Stan prend son téléphone et nous retournons dans le couloir, qui, malheureusement, n’a pas changé d’apparence. Là, je regarde autour de nous, aux aguets, mais je ne vois ni n’entends rien, lorsque Stan troue le silence en prenant la parole et ordonnant qu’on descende. Son ton est assuré et, n’ayant pas de meilleure proposition, je hoche la tête, approbateur, et le suis, avançant dans le couloir en continuant de regarder autour de nous pour qu’on ne se fasse pas surprendre, jusqu’à ce qu’on emprunte un escalier, qui nous conduit à un autre couloir à l’étage d’en dessous. Il est identique à celui du dessus et ça ne m’étonne pas, mais ça ne me rassure pas non plus, et je demeure aux côtés de Stan, alerte, quand j’entends des bruits sourds, diffus, qui me font sursauter. Je m’immobilise instantanément et, le cœur battant, regarde frénétiquement autour de nous, lorsque je me rends compte que ces bruits sont des voix. Je plaque une main sur mon cœur et en soupire de soulagement en fermant brièvement les yeux : ce doit être les voix de nos camarades… Je me reprends et marche, mais je dépasse Stan et me retourne vers lui, étonné que Stan ne continue pas sur sa lancée, et il me demande ce que je fous à voix basse tandis que je m’aventure dans le deuxième escalier. Je m’arrête le temps de le regarder et de lui murmurer :
-Ce doit être nos camarades, tu te souviens du SMS ? Je crois que ce sont eux, mais, dans le doute, je vais vérifier et toi, reste derrière moi : je serai ton bouclier.

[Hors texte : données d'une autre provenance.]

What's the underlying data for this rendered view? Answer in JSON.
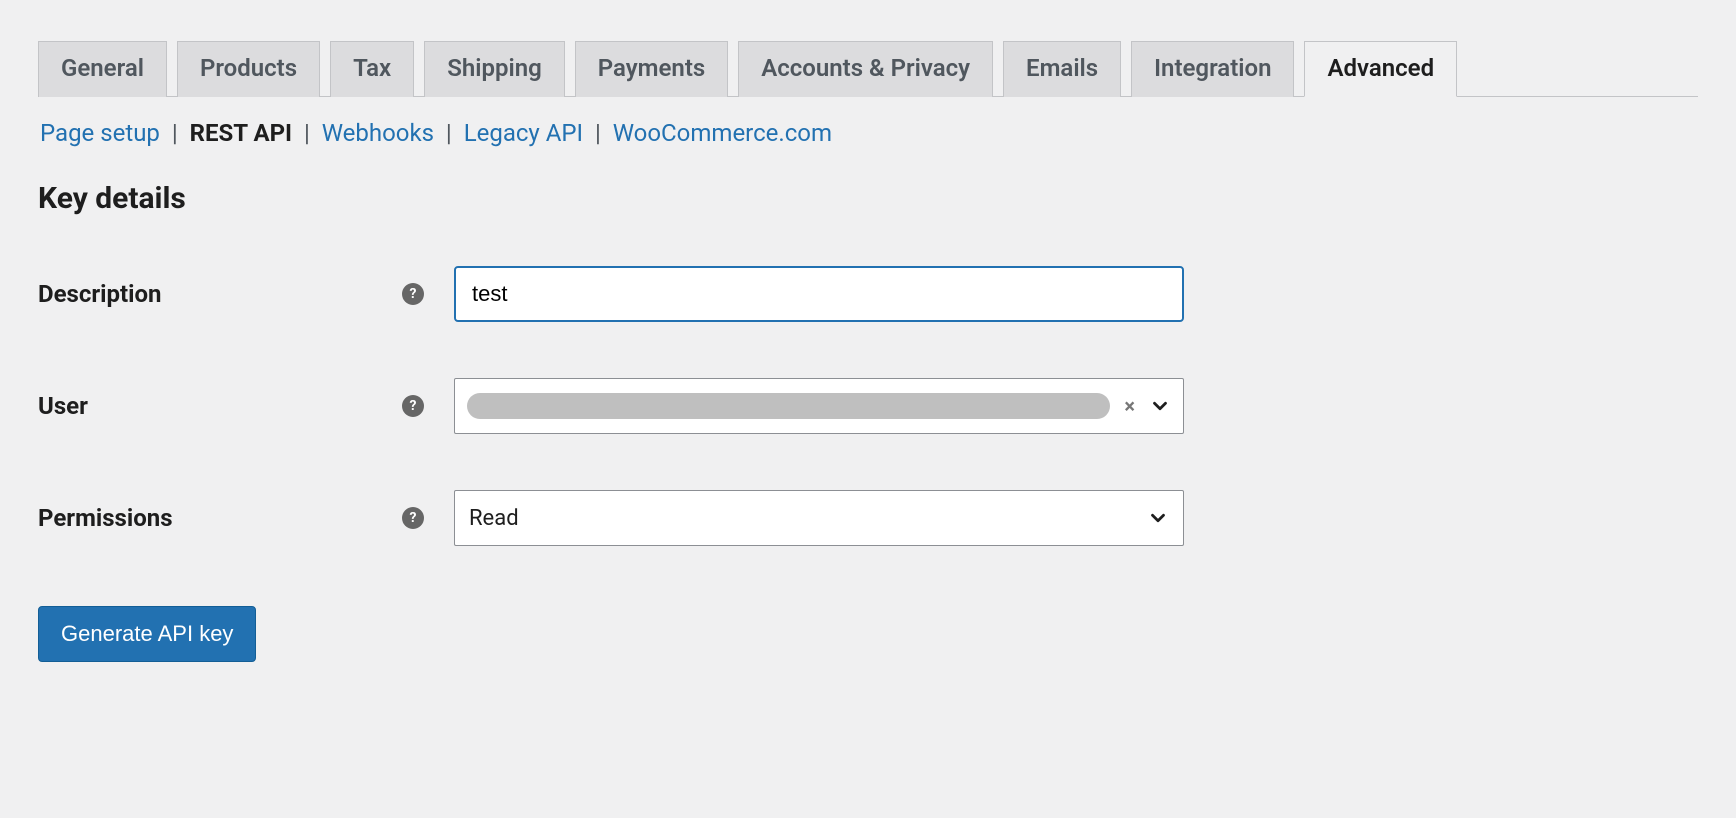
{
  "tabs": [
    {
      "label": "General",
      "active": false
    },
    {
      "label": "Products",
      "active": false
    },
    {
      "label": "Tax",
      "active": false
    },
    {
      "label": "Shipping",
      "active": false
    },
    {
      "label": "Payments",
      "active": false
    },
    {
      "label": "Accounts & Privacy",
      "active": false
    },
    {
      "label": "Emails",
      "active": false
    },
    {
      "label": "Integration",
      "active": false
    },
    {
      "label": "Advanced",
      "active": true
    }
  ],
  "subnav": [
    {
      "label": "Page setup",
      "current": false
    },
    {
      "label": "REST API",
      "current": true
    },
    {
      "label": "Webhooks",
      "current": false
    },
    {
      "label": "Legacy API",
      "current": false
    },
    {
      "label": "WooCommerce.com",
      "current": false
    }
  ],
  "section_title": "Key details",
  "form": {
    "description": {
      "label": "Description",
      "value": "test"
    },
    "user": {
      "label": "User",
      "selected_display": ""
    },
    "permissions": {
      "label": "Permissions",
      "value": "Read"
    }
  },
  "buttons": {
    "generate": "Generate API key"
  },
  "help_glyph": "?"
}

Je lui souris sincèrement, sans pour autant cacher mon angoisse, et avance toujours, marche par marche, le cœur tambourinant. Il faut que ce soit nos camarades, il ne peut en être autrement, il faut que ce soit eux ou… Je n’imagine pas la suite, préférant chasser ces pensées de mon esprit et me concentrer sur ma progression, quand une voix retentit, une voix que je reconnaîtrais entre mille : Lyn. Mon sang ne fait qu’un tour : je fais volte-face et attrape Stan par les épaules en le regardant dans les yeux et en souriant jusqu’aux oreilles, les miens pétillant de joie, avant de m’enthousiasmer dans un chuchotis :
-Tu as entendu ?! C’est Lyn ! Elle est là, ils sont tous là !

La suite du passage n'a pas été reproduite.